Мир не обещал ему побед, возвышенной любви, безмятежного благоденствия, триумфов, о которых он некогда мечтал и все еще мечтает. В мире до сих пор получалось так, что все его иллюзии превращались в разочарования; за каждую мимолетную радость приходилось платить унижением. Когда он спускался с заоблачных высей на землю, отказывался от мечтаний, надежд и даже от своих иллюзий, пытался принять мир таким, каков он есть, то оказывалось, что его прекрасный идол, то есть тот образец совершенства, который он создал из себя, в глубинах собственного сознания, недостоин его, обезображен и замаран.
Будучи сыном своего времени, он понимал, что цель и назначение человека состоят в том, чтобы обнаружить все свои лучшие свойства, чувства и возможности, способствуя тем самым общему историческому прогрессу, умножая своей деятельной анергией, благородством и щедростью величие и достоинство всего сущего, в котором и над которым должны проявляться и блистать дух, ум, божественный пламень, чьим вместилищем, храмом и горном были его голова и сердце.
Если ему это не под силу, то почему он не бежит из этого мира? Почему не скроется в пустыне? Нет, не в Мадрид он должен стремиться, а туда, где его никто не будет видеть.
Но не является ли анахронизмом бегство в пустыню из отвращения и ненависти к обществу? Ведь только в давние времена люди бежали из городов.

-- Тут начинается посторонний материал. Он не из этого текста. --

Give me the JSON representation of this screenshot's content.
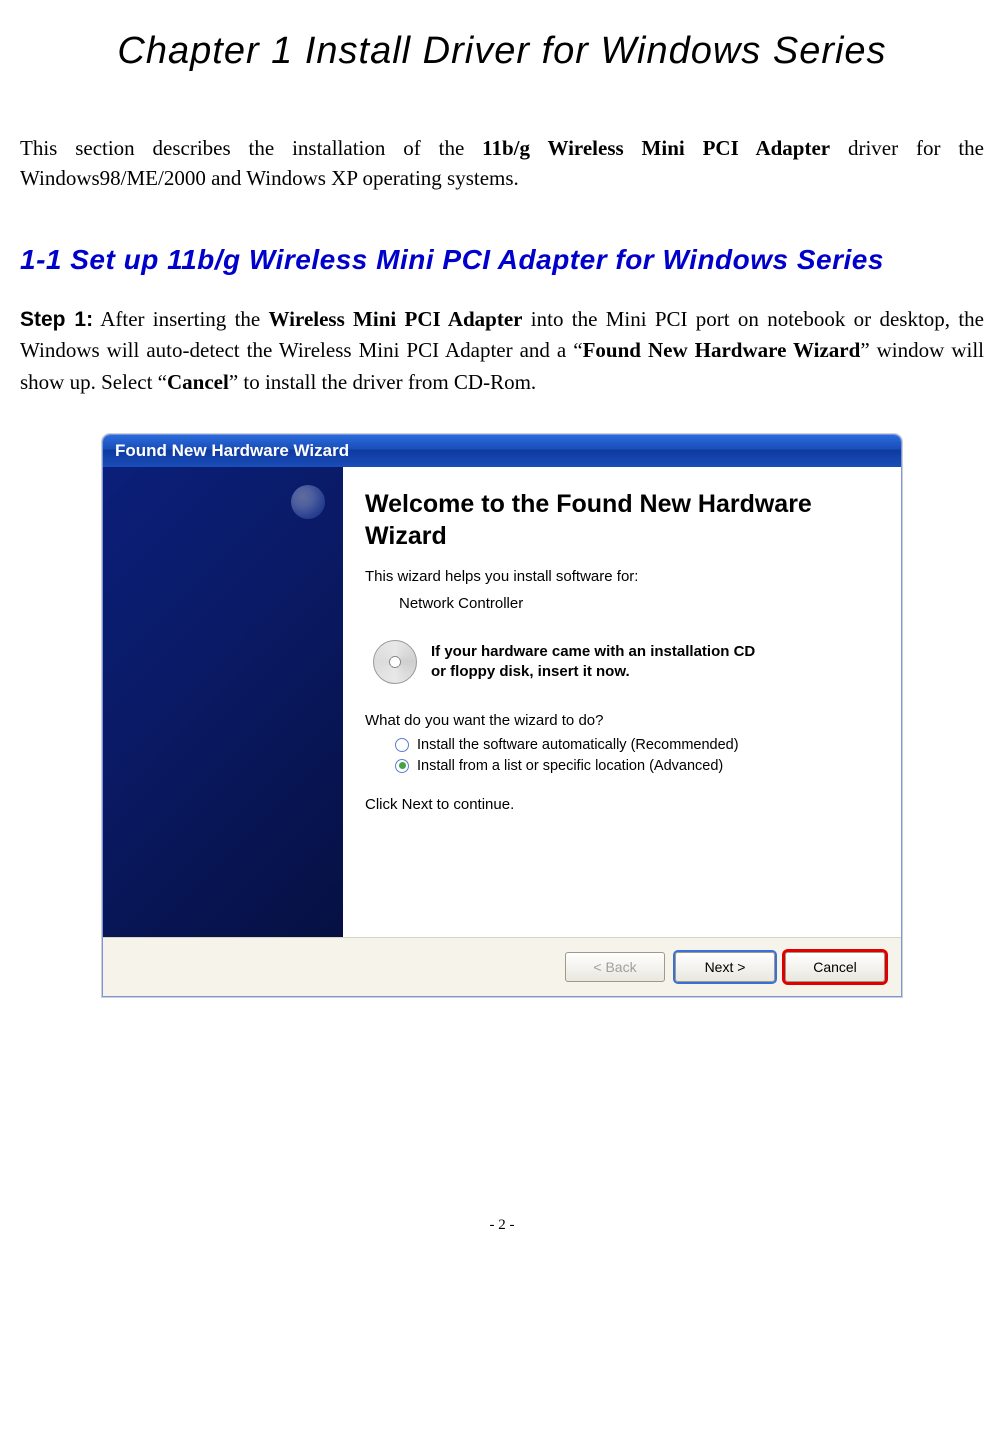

Что мог ответить на это доктор? Он видел, что отвращение и ненависть наполняют душу многих, и временами он чувствовал то же самое. Но одинокая душа не может достичь совершенства. Необходимо иметь предмет любви вне ее. Ты веришь в этот предмет любви, падаешь ниц перед ним, даже унижаешься, чтобы потом соединиться с ним. Душа очищается от греха и скверны и достигает наконец той ступени совершенства, к которой тщетно стремится одинокая душа. Ни душа доктора ни другие страждущие души не могут теперь уйти от общества. Возврата к временам Павлов, Антониев и Илларионов нет.[87]
Чему они могли поклоняться в своем отшельничестве, кроме самих себя, пораженные самомнением и манией величия?
Дону Фаустино казалось, что только смерть принесет успокоение его измученной душе. Но как только он вспоминал о смерти, – наперекор ей вставали все надежды, иллюзии, чаяния его прекрасной юности, и были они полны света и красоты, а до его слуха доносились звуки волшебной музыки.
Это было похоже на гимн воскресения, который, как казалось его тезке доктору Фаусту, пел хор ангелов, когда он собирался осушить кубок с ядом.